What about that period interests you?
I love reading stories of historical queer community, fiction and nonfiction. I find it a very therapeutic form of research and work to do. There is something really powerful and important about telling and reading queer stories in the past, stories that combat the dangerous fiction that queer people and queer communities didn’t exist in the past. So yes, as a lover of queer fiction and historical fiction, I wrote about queer community in this period because I want to bring more titles to that combined shelf.
The book is narrated by an omniscient narrator with a bit of cheek who’s sort of in cahoots with the reader. What inspired that choice?
This book is inspired broadly by the social satire novels of manners from around the turn of the 20th century. A lot of them have this style convention of the very omniscient, intrusive narrator who breaks in and comments on the characters or decisions they’re making, which establishes an almost conspiratorial tone with the reader. Most specifically, I was inspired by Edith Wharton, especially because this book is taking place mostly in New York City at the turn of the century – I’m liberally stealing from her stylistically. I was blown away by how much fun it is to write that kind of narrative voice, and it ultimately became a driving force for the book.
Exploring queerness, female agency (or lack thereof), capitalism and more, what do you think still rings true?

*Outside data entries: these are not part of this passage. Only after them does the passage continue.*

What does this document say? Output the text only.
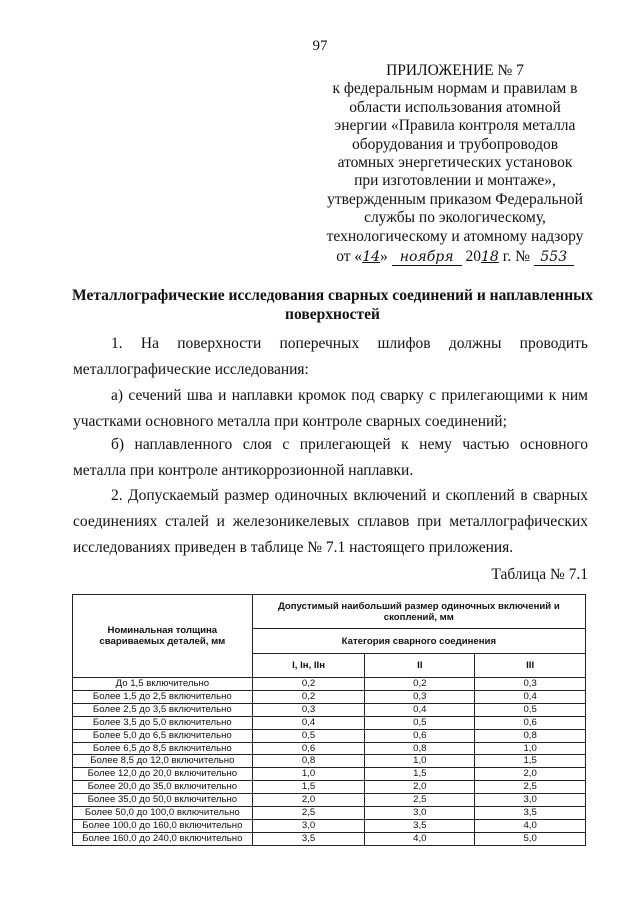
97
ПРИЛОЖЕНИЕ № 7
к федеральным нормам и правилам в
области использования атомной
энергии «Правила контроля металла
оборудования и трубопроводов
атомных энергетических установок
при изготовлении и монтаже»,
утвержденным приказом Федеральной
службы по экологическому,
технологическому и атомному надзору
от «14» ноября 2018 г. № 553
Металлографические исследования сварных соединений и наплавленных поверхностей
1. На поверхности поперечных шлифов должны проводить металлографические исследования:
а) сечений шва и наплавки кромок под сварку с прилегающими к ним участками основного металла при контроле сварных соединений;
б) наплавленного слоя с прилегающей к нему частью основного металла при контроле антикоррозионной наплавки.
2. Допускаемый размер одиночных включений и скоплений в сварных соединениях сталей и железоникелевых сплавов при металлографических исследованиях приведен в таблице № 7.1 настоящего приложения.
Таблица № 7.1
Номинальная толщина свариваемых деталей, мм	Допустимый наибольший размер одиночных включений и скоплений, мм		
	Категория сварного соединения		
	I, Iн, IIн	II	III
До 1,5 включительно	0,2	0,2	0,3
Более 1,5 до 2,5 включительно	0,2	0,3	0,4
Более 2,5 до 3,5 включительно	0,3	0,4	0,5
Более 3,5 до 5,0 включительно	0,4	0,5	0,6
Более 5,0 до 6,5 включительно	0,5	0,6	0,8
Более 6,5 до 8,5 включительно	0,6	0,8	1,0
Более 8,5 до 12,0 включительно	0,8	1,0	1,5
Более 12,0 до 20,0 включительно	1,0	1,5	2,0
Более 20,0 до 35,0 включительно	1,5	2,0	2,5
Более 35,0 до 50,0 включительно	2,0	2,5	3,0
Более 50,0 до 100,0 включительно	2,5	3,0	3,5
Более 100,0 до 160,0 включительно	3,0	3,5	4,0
Более 160,0 до 240,0 включительно	3,5	4,0	5,0
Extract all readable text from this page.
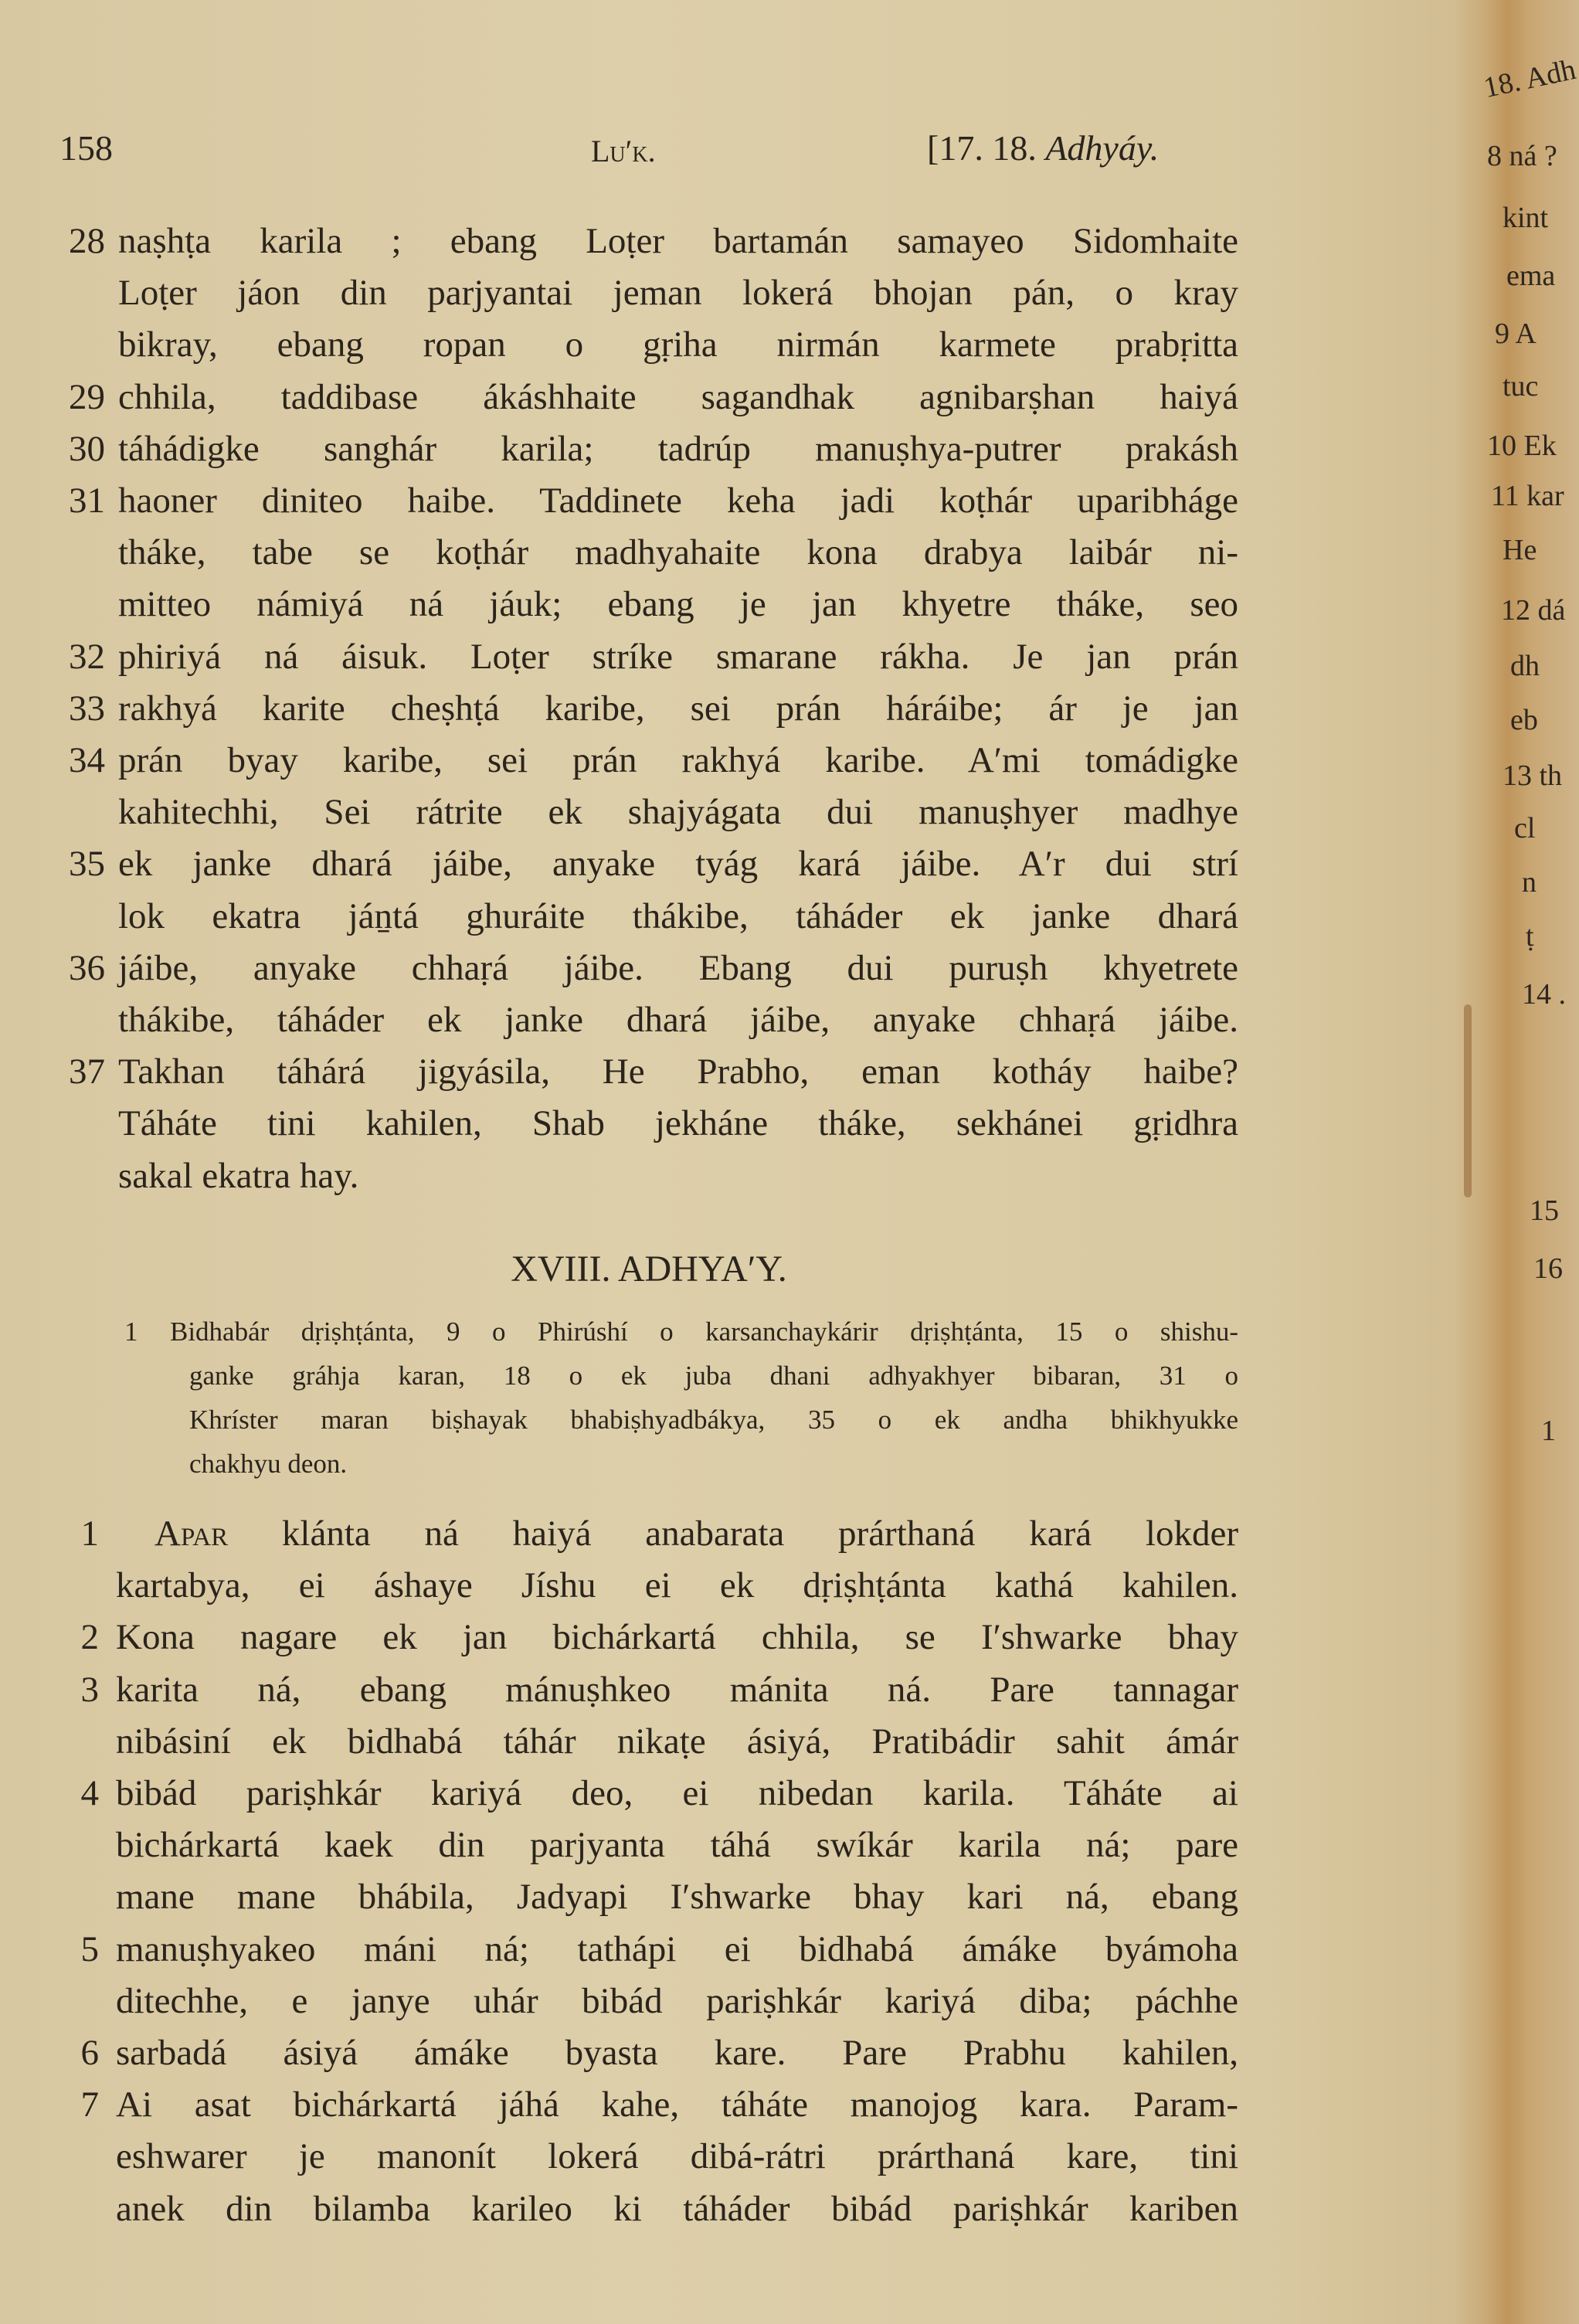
158	Lu′k.	[17. 18. Adhyáy.
28 naṣhṭa karila ; ebang Loṭer bartamán samayeo Sidomhaite
Loṭer jáon din parjyantai jeman lokerá bhojan pán, o kray
bikray, ebang ropan o gṛiha nirmán karmete prabṛitta
29 chhila, taddibase ákáshhaite sagandhak agnibarṣhan haiyá
30 táhádigke sanghár karila; tadrúp manuṣhya-putrer prakásh
31 haoner diniteo haibe. Taddinete keha jadi koṭhár uparibháge
tháke, tabe se koṭhár madhyahaite kona drabya laibár ni-
mitteo námiyá ná jáuk; ebang je jan khyetre tháke, seo
32 phiriyá ná áisuk. Loṭer stríke smarane rákha. Je jan prán
33 rakhyá karite cheṣhṭá karibe, sei prán háráibe; ár je jan
34 prán byay karibe, sei prán rakhyá karibe. A′mi tomádigke
kahitechhi, Sei rátrite ek shajyágata dui manuṣhyer madhye
35 ek janke dhará jáibe, anyake tyág kará jáibe. A′r dui strí
lok ekatra jáṉtá ghuráite thákibe, táháder ek janke dhará
36 jáibe, anyake chhaṛá jáibe. Ebang dui puruṣh khyetrete
thákibe, táháder ek janke dhará jáibe, anyake chhaṛá jáibe.
37 Takhan táhárá jigyásila, He Prabho, eman kotháy haibe?
Táháte tini kahilen, Shab jekháne tháke, sekhánei gṛidhra
sakal ekatra hay.
XVIII. ADHYA′Y.
1 Bidhabár dṛiṣhṭánta, 9 o Phirúshí o karsanchaykárir dṛiṣhṭánta, 15 o shishu-
ganke gráhja karan, 18 o ek juba dhani adhyakhyer bibaran, 31 o
Khríster maran biṣhayak bhabiṣhyadbákya, 35 o ek andha bhikhyukke
chakhyu deon.
1 Apar klánta ná haiyá anabarata prárthaná kará lokder
kartabya, ei áshaye Jíshu ei ek dṛiṣhṭánta kathá kahilen.
2 Kona nagare ek jan bichárkartá chhila, se I′shwarke bhay
3 karita ná, ebang mánuṣhkeo mánita ná. Pare tannagar
nibásiní ek bidhabá táhár nikaṭe ásiyá, Pratibádir sahit ámár
4 bibád pariṣhkár kariyá deo, ei nibedan karila. Táháte ai
bichárkartá kaek din parjyanta táhá swíkár karila ná; pare
mane mane bhábila, Jadyapi I′shwarke bhay kari ná, ebang
5 manuṣhyakeo máni ná; tathápi ei bidhabá ámáke byámoha
ditechhe, e janye uhár bibád pariṣhkár kariyá diba; páchhe
6 sarbadá ásiyá ámáke byasta kare. Pare Prabhu kahilen,
7 Ai asat bichárkartá jáhá kahe, táháte manojog kara. Param-
eshwarer je manonít lokerá dibá-rátri prárthaná kare, tini
anek din bilamba karileo ki táháder bibád pariṣhkár kariben
18. Adh
8 ná ?
kint
ema
9 A
tuc
10 Ek
11 kar
He
12 dá
dh
eb
13 th
cl
n
ṭ
14 .
15
16
1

My biggest hope for readers is that this book brings up questions around those themes. These are huge, tough questions to answer, especially in a novel, but one thing this book is really interested in is this universal, overwhelming inability to pick apart cause versus effect, progress versus damage, and what we have control and agency over versus what is happening to us and we can only react to. I hope the omniscient narrator helps readers think about that. When I was drafting the first version of this book, it was spring and summer 2020, so I was having lots of big feelings about these kinds of global and personal crises of agency, and I’m having them again in a different yet very related way. The beauty is I’m writing about characters who were having a lot of the same feelings a hundred years ago; I think that there’s a universality to that struggle and to grappling with those questions. I hope that readers feel some kind of sense of community with these characters as well as each other as they’re reading.
Olivia Wolfgang-Smith reads at 7 p.m. Wednesday at Harvard Book Store, 1256 Massachusetts Ave., Harvard Square, Cambridge. Free.